Fui convidado para formar uma companhia em Cascais, pelo presidente da Câmara, José Luís Judas. Nessa altura, havia dinheiro, havia vontade política. Agora, estamos na miséria. Quase a acabar. Se não nos dão uma mão, vamos acabar muito brevemente. Tenho um grande desgosto, porque a CPBC é uma companhia muito boa, muito bonita. É uma companhia que não merecia estar sem apoio do Estado. Mas deixe-me dizer que essa conversa é uma conversa muito dura.
Porque é que uma companhia como a CPBC não tem qualquer subsídio do Estado, quando grupos muito mais pequenos e periféricos têm?
Porque o júri considerou que nós “não inovamos” o suficiente. Ora eu formei dezenas de bailarinos que estão nas melhores companhias do mundo, coreografei para as companhias mais prestigiadas da Europa e do Brasil, tenho peças dançadas em todo o lado. Claro que isto me custa muito a aceitar.
Sou o coreógrafo que sou, coreografo com a minha linguagem. Procuro encontrar momentos esteticamente belos. A beleza, para mim, continua a ser muito importante. A beleza física, a beleza coreográfica e a beleza musical. Hoje em dia vivo muito agoniado com a dança que se faz em Portugal. Não é só em Portugal, mas em Portugal pior do que nunca. Porque somos uns imitadores maus. É possível fazer uma imitação de alguma qualidade, mas nem isso. Temos uma companhia que se chama Parasita, que tem um público que não é mais do que 50 pessoas. O trabalho que eles apresentam é ir para o mercado comprar as frutas, para ter “contacto com as coisas”, para “trabalhar a sensibilidade”, depois vão para uma loja e a pessoa fica atrás do balcão a fazer uns movimentos. É uma coisa tão amadora, aquilo não é dança, é uma coisa de escolinha e foi esta companhia que teve maior apoio do Estado português porque supostamente faz “trabalho social”.

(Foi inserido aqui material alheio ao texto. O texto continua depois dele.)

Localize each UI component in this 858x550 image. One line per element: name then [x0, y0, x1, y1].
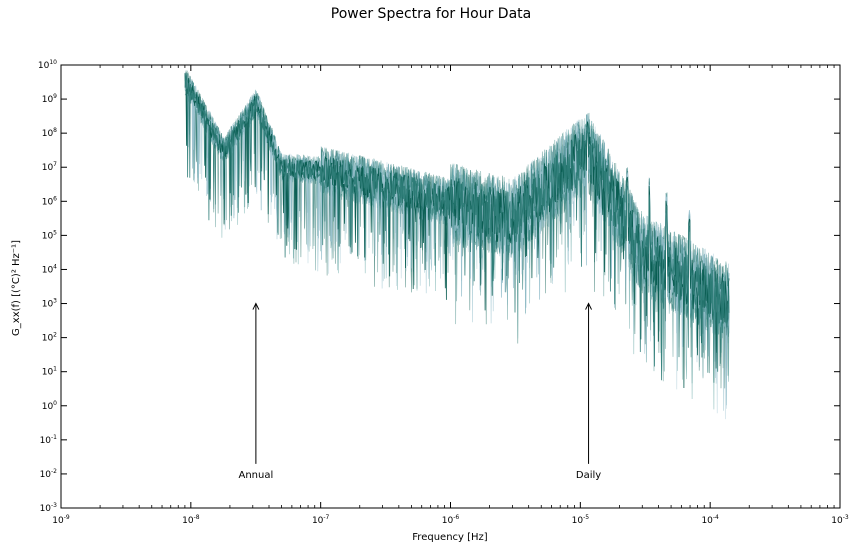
spectra-traces [184, 70, 730, 420]
y-tick-label: 10-3 [40, 502, 58, 514]
y-tick-label: 103 [42, 298, 57, 310]
x-axis-label: Frequency [Hz] [412, 532, 488, 543]
x-tick-label: 10-6 [442, 514, 460, 526]
y-tick-label: 100 [42, 400, 57, 412]
y-tick-label: 104 [42, 263, 57, 275]
x-tick-label: 10-4 [701, 514, 719, 526]
annotation-label: Annual [239, 470, 274, 481]
annotation-label: Daily [576, 470, 601, 481]
annotations: Annual Daily [239, 302, 601, 481]
y-tick-label: 106 [42, 195, 57, 207]
y-tick-label: 109 [42, 93, 57, 105]
y-tick-label: 10-2 [40, 468, 58, 480]
y-tick-label: 1010 [38, 59, 57, 71]
x-tick-label: 10-7 [312, 514, 330, 526]
y-tick-label: 105 [42, 229, 57, 241]
spectrum-series [184, 73, 730, 383]
y-tick-label: 101 [42, 366, 57, 378]
y-tick-label: 108 [42, 127, 57, 139]
y-axis-label: G_xx(f) [(°C)² Hz⁻¹] [11, 240, 22, 336]
chart-title: Power Spectra for Hour Data [331, 6, 531, 22]
x-tick-label: 10-8 [182, 514, 200, 526]
y-tick-label: 102 [42, 332, 57, 344]
y-tick-label: 10-1 [40, 434, 58, 446]
x-tick-label: 10-9 [52, 514, 70, 526]
x-tick-label: 10-3 [831, 514, 849, 526]
plot-frame [60, 64, 841, 509]
annotation-arrowhead [585, 302, 593, 310]
axis-ticks: 10-9 10-8 10-7 10-6 10-5 10-4 10-3 10-3 10-2 10-1… [38, 59, 849, 526]
annotation-arrowhead [252, 302, 260, 310]
x-tick-label: 10-5 [572, 514, 590, 526]
y-tick-label: 107 [42, 161, 57, 173]
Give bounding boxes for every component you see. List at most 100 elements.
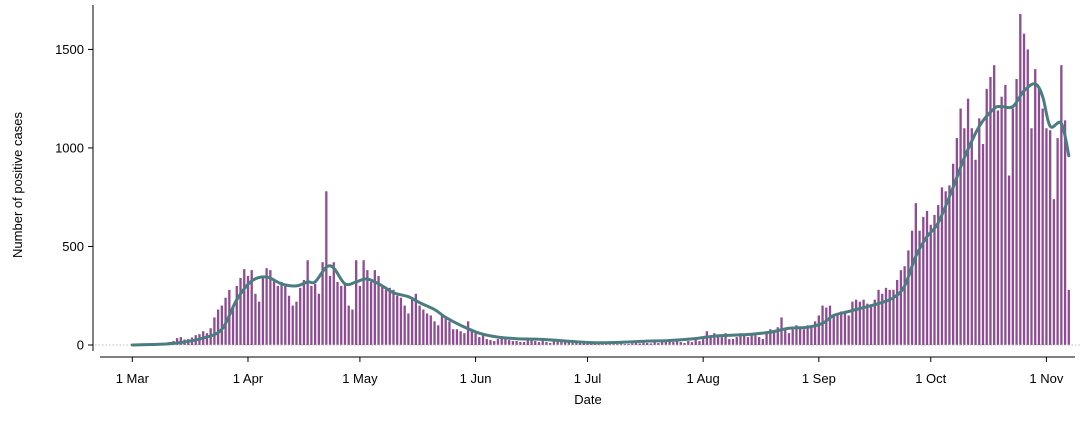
bar	[515, 341, 517, 345]
bar	[792, 329, 794, 345]
x-tick-label: 1 Nov	[1029, 371, 1063, 386]
bar	[896, 280, 898, 345]
bar	[508, 340, 510, 345]
bar	[437, 325, 439, 345]
bar	[698, 341, 700, 345]
bar	[773, 331, 775, 345]
bar	[504, 339, 506, 345]
y-tick-label: 1500	[55, 42, 84, 57]
bar	[687, 341, 689, 345]
bar	[959, 109, 961, 345]
bar	[986, 89, 988, 345]
bar	[329, 276, 331, 345]
bar	[381, 286, 383, 345]
bar	[1042, 109, 1044, 345]
bar	[840, 312, 842, 346]
bar	[1068, 290, 1070, 345]
bar	[303, 280, 305, 345]
bar	[922, 217, 924, 345]
bar	[418, 306, 420, 345]
bar	[1038, 89, 1040, 345]
bar	[732, 339, 734, 345]
bar	[829, 306, 831, 345]
bar	[818, 315, 820, 345]
bar	[486, 339, 488, 345]
bar	[709, 337, 711, 345]
bar	[1053, 199, 1055, 345]
bar	[336, 282, 338, 345]
bar	[284, 286, 286, 345]
bar	[754, 335, 756, 345]
bar	[1023, 34, 1025, 345]
bar	[926, 211, 928, 345]
bar	[930, 225, 932, 345]
bar	[676, 341, 678, 345]
x-tick-label: 1 Aug	[687, 371, 720, 386]
bar	[1045, 128, 1047, 345]
bar	[411, 298, 413, 345]
bar	[493, 341, 495, 345]
bars-layer	[142, 14, 1070, 345]
bar	[459, 331, 461, 345]
bar	[385, 290, 387, 345]
bar	[445, 317, 447, 345]
bar	[948, 185, 950, 345]
bar	[426, 313, 428, 345]
bar	[221, 306, 223, 345]
bar	[1030, 128, 1032, 345]
bar	[1060, 65, 1062, 345]
bar	[702, 339, 704, 345]
bar	[377, 276, 379, 345]
bar	[833, 315, 835, 345]
bar	[978, 118, 980, 345]
bar	[967, 99, 969, 345]
bar	[362, 260, 364, 345]
bar	[269, 270, 271, 345]
bar	[743, 335, 745, 345]
bar	[1012, 109, 1014, 345]
bar	[945, 191, 947, 345]
x-tick-label: 1 Apr	[233, 371, 264, 386]
bar	[295, 302, 297, 345]
bar	[911, 231, 913, 345]
bar	[396, 296, 398, 345]
bar	[1049, 130, 1051, 345]
bar	[1004, 85, 1006, 345]
bar	[844, 313, 846, 345]
bar	[310, 286, 312, 345]
bar	[974, 160, 976, 345]
bar	[642, 343, 644, 345]
bar	[721, 337, 723, 345]
bar	[314, 284, 316, 345]
bar	[866, 304, 868, 345]
bar	[262, 276, 264, 345]
bar	[448, 321, 450, 345]
bar	[370, 282, 372, 345]
bar	[366, 270, 368, 345]
bar	[900, 270, 902, 345]
bar	[1034, 69, 1036, 345]
bar	[236, 286, 238, 345]
bar	[751, 335, 753, 345]
x-tick-label: 1 May	[342, 371, 378, 386]
bar	[836, 313, 838, 345]
bar	[355, 260, 357, 345]
bar	[971, 128, 973, 345]
bar	[1000, 97, 1002, 345]
bar	[534, 341, 536, 345]
bar	[280, 282, 282, 345]
bar	[422, 310, 424, 345]
bar	[456, 329, 458, 345]
bar	[497, 339, 499, 345]
bar	[217, 310, 219, 345]
bar	[292, 306, 294, 345]
bar	[254, 294, 256, 345]
bar	[799, 327, 801, 345]
y-tick-label: 500	[62, 239, 84, 254]
x-tick-label: 1 Jun	[460, 371, 492, 386]
x-axis-title: Date	[574, 392, 601, 407]
bar	[758, 337, 760, 345]
bar	[478, 337, 480, 345]
trend-line	[132, 84, 1069, 345]
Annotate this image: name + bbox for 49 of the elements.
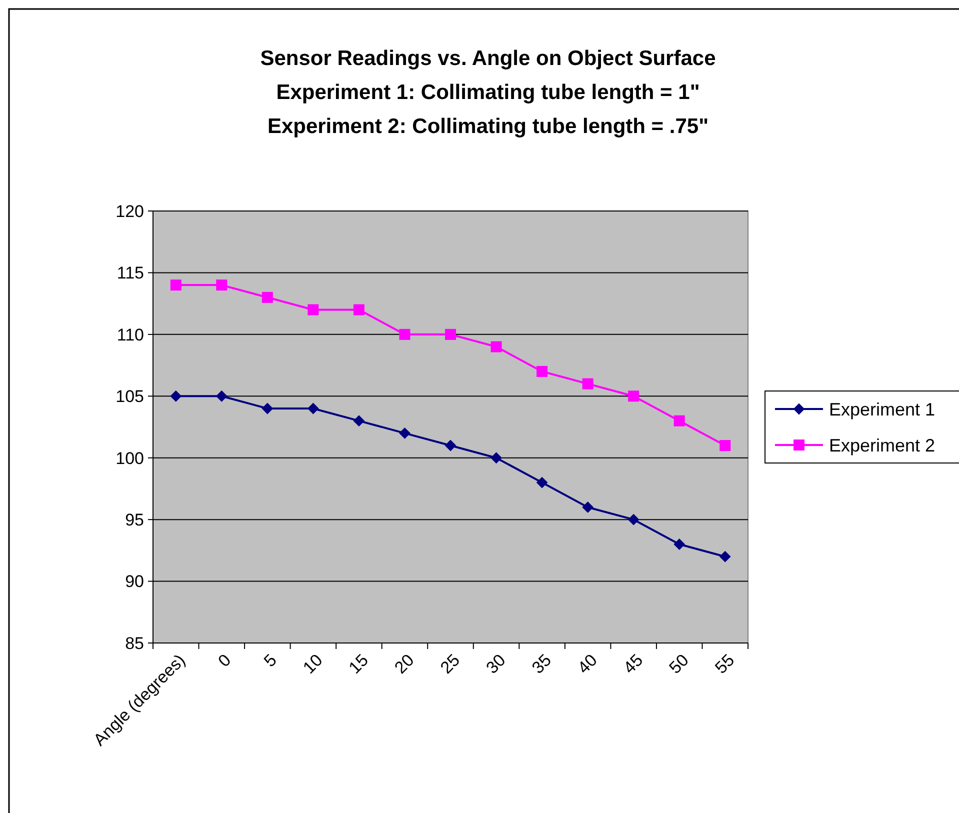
point bbox=[582, 502, 594, 513]
x-tick-label: 45 bbox=[620, 650, 647, 678]
legend-label: Experiment 2 bbox=[829, 435, 936, 456]
x-tick-label: 50 bbox=[666, 650, 692, 678]
point bbox=[353, 415, 364, 426]
x-tick-label: 55 bbox=[711, 650, 738, 678]
point bbox=[399, 328, 410, 340]
point bbox=[262, 402, 273, 414]
point bbox=[170, 280, 182, 291]
y-tick-label: 120 bbox=[116, 202, 144, 221]
point bbox=[308, 304, 319, 316]
x-tick-label: 20 bbox=[390, 650, 418, 678]
point bbox=[674, 538, 685, 550]
x-tick-label: 15 bbox=[345, 650, 372, 678]
y-tick-label: 115 bbox=[116, 264, 144, 283]
y-tick-label: 100 bbox=[116, 448, 144, 468]
chart-title: Sensor Readings vs. Angle on Object Surface Experiment 1: Collimating tube length = 1" Experiment 2: Collimating tube length = .75" bbox=[260, 47, 716, 138]
point bbox=[628, 514, 640, 526]
point bbox=[536, 477, 548, 488]
x-tick-label: 30 bbox=[482, 650, 510, 678]
point bbox=[262, 292, 273, 303]
point bbox=[490, 341, 502, 352]
point bbox=[216, 390, 228, 402]
point bbox=[445, 440, 456, 452]
point bbox=[445, 328, 456, 340]
y-tick-label: 85 bbox=[125, 634, 144, 653]
x-tick-label: 0 bbox=[214, 650, 235, 671]
point bbox=[720, 440, 731, 452]
x-tick-label: 10 bbox=[299, 650, 326, 678]
point bbox=[399, 428, 410, 439]
y-tick-label: 105 bbox=[116, 387, 144, 406]
y-tick-label: 95 bbox=[125, 510, 144, 530]
point bbox=[308, 402, 319, 414]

Mas onde está a dança, a dança que, em Portugal foi tão difícil de implementar, foi tão difícil de instituir? Tivemos uma companhia que era considerada uma das cinco melhores companhias do mundo, o Ballet Gulbenkian, onde fui coreógrafo durante mais de 20 anos. A CNBC é a única que, atualmente, em Portugal, se pode assemelhar ao que foi o BG. A companhia tem críticas absolutamente excecionais até do New York Times, mas o júri da DGArtes acha que nós podemos desaparecer.
Como é que têm conseguido trabalhar?
Só continuamos a sobreviver porque temos o mecenato da Allianz. Tivemos mais de 15 mil espectadores em 2023. Atuamos em todo o país, enchemos salas, as pessoas recebem-nos com entusiasmo e dizem “há anos que não via um espetáculo assim”. Portanto, sei que eu tenho uma boa companhia e tenho excelentes bailarinos, muitos deles tão bons como como eram os bailarinos Gulbenkian.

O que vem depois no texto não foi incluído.